There were quite a few men rolling, something that is a bit unusual in some factories, even at the El Laguito factory that I visited last year, where women dominate the numbers of people who apply wrappers to the cigars. There were also a number of rollers smoking—both men and women—and most of the cigars being smoked looked to have production bands.
After the rolling room, we were escorted to the stripping room and the color sorting room before I got a bit sick of constantly tripping over other people in what looked to be four different groups and decided to see if I could sneak away into some other rooms.
I have found that if you can get past the handlers who are with each group—and sometimes at doorways—the actual workers in the factory are more than happy to show you around some more unusual places. Knowing this, I slipped away and joined a group of workers in an elevator, which took me to the top level of the factory, where I was able to make my way into a cooling room filled to the top with cigars.
As I wandered around, I ran across what looked to be some drawers that were being filled with cigars for one of the humidors that will be sold at Friday night’s closing gala.
Sadly, both the blending room and basement were locked, so I decided to run back through the entire factory once again to see if there was anything I missed the first time due to the crush of people.
As I was made it through the rolling room again, there was a woman sitting in a window that was not there before, someone I photographed from across the room with a long lens as she kept a watchful eye on everyone in that part of the factory.
As was the case last year, I was offered cigars for sale right off of the rolling table, although only when I was walking alone without the group, or more importantly, the handlers.
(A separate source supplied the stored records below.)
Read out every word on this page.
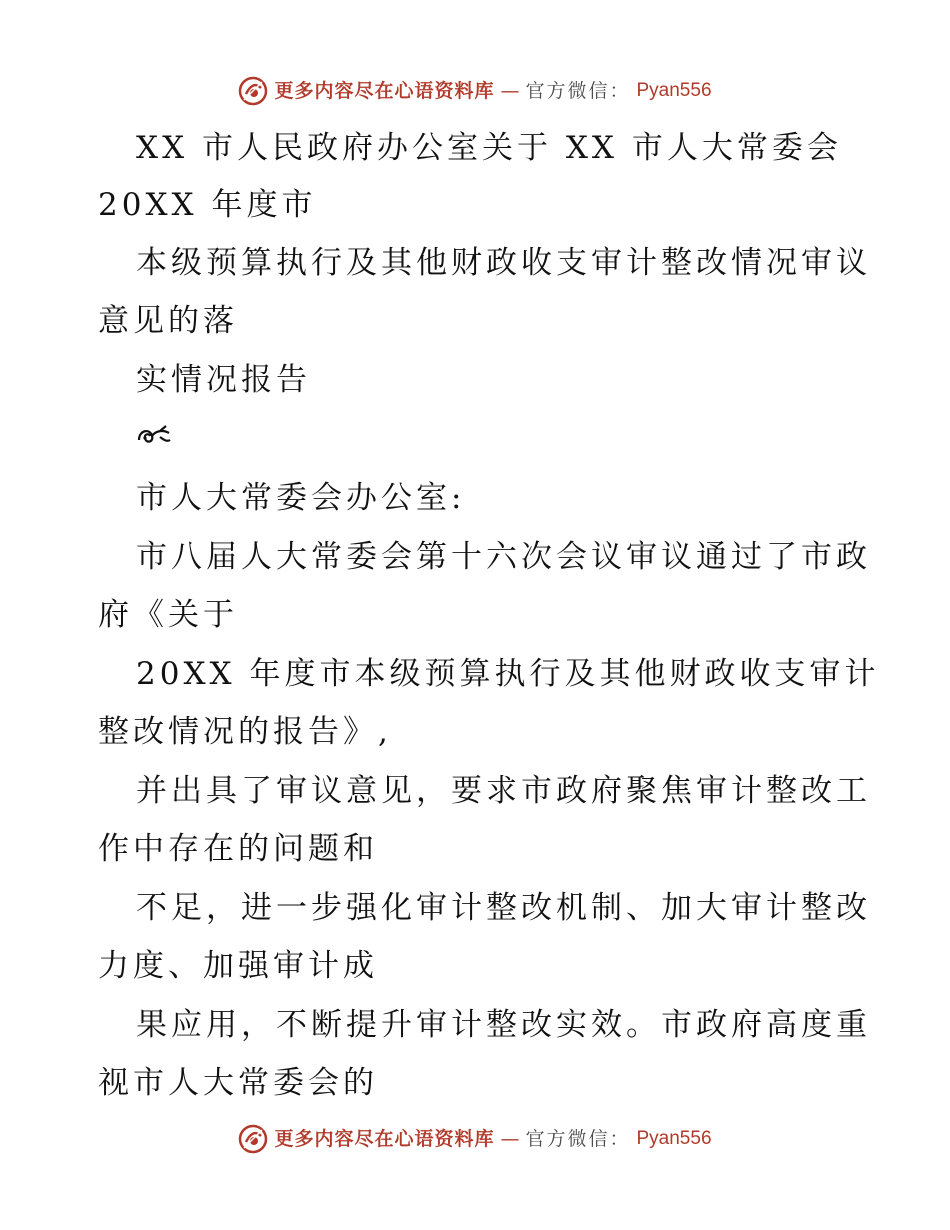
更多内容尽在心语资料库 — 官方微信： Pyan556
XX 市人民政府办公室关于 XX 市人大常委会
20XX 年度市
本级预算执行及其他财政收支审计整改情况审议
意见的落
实情况报告
市人大常委会办公室:
市八届人大常委会第十六次会议审议通过了市政
府《关于
20XX 年度市本级预算执行及其他财政收支审计
整改情况的报告》,
并出具了审议意见，要求市政府聚焦审计整改工
作中存在的问题和
不足，进一步强化审计整改机制、加大审计整改
力度、加强审计成
果应用，不断提升审计整改实效。市政府高度重
视市人大常委会的
更多内容尽在心语资料库 — 官方微信： Pyan556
Prices ranged from 5 CUC to more than 15 CUC, and interestingly, since there were no bands in this part of the factory that I could see, I would just have to trust whatever they told me about what the cigars was correct, assuming the ring gauge and size match up. The rollers offering to sell cigars were always were nice, but never took no for an answer the first time, and a number of times I had to just walk away while they were talking or I never would have been able to get away.
After touring the La Corona factory, I hurried back to the convention center so that I could attend another seminar, this time a pairing of Cuban cigars and rum. The products given to us were a Partagas Serie P. No. 2 as well as two of the four different rums that belong to Cuba Ron Corp.’s Isla Grande Collection: Extra Seco and Extra Anejo 15 Years.
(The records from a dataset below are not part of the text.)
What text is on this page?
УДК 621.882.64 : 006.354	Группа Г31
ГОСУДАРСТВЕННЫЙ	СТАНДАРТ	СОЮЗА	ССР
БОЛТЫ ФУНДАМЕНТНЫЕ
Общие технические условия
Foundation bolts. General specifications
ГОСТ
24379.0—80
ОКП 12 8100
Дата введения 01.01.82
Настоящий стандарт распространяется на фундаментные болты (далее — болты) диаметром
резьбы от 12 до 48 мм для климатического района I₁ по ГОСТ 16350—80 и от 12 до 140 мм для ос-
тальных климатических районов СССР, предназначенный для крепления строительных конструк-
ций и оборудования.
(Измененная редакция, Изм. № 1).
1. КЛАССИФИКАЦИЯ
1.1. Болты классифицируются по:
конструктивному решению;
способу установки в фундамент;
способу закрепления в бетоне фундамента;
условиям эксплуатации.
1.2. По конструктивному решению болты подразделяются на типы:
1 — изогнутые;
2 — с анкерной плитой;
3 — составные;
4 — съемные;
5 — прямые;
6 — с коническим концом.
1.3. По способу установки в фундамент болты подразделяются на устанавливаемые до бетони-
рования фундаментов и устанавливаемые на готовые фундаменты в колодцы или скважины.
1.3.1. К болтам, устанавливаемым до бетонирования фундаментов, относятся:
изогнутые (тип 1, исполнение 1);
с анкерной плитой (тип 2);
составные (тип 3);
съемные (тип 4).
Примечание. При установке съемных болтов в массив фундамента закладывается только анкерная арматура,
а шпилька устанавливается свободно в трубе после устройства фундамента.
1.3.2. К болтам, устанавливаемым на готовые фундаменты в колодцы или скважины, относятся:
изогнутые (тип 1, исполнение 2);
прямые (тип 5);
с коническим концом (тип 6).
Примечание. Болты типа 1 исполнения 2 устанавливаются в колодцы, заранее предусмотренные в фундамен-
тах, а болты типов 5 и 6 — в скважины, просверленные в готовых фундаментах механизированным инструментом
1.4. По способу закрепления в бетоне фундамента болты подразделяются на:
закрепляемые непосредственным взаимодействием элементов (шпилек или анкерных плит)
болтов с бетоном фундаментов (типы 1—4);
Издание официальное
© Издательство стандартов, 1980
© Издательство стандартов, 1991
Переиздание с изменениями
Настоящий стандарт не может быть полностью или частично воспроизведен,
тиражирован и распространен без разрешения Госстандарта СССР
The panel was chaired by Juan Escalon and Jorge Cardoso, who are the president and export manger for Cuba Ron respectively, as well as Cuban master rum makers Cesar Augusto Marti and Julio Ayan. The four took everyone in the room through not only the process of making rum, but also the thought process behind pairing specific rums with specific cigars, and how to look for an ideal combination. While I enjoyed the Extra Seco, the combination of the Extra Anejo 15 Years and Partagas Serie P. No. 2 really sang, and was quite enjoyable as I listened to the rest of the program.
After that was over, there were no other scheduled events, so I took a taxi to the old part of Havana to shoot some street photography for the last post.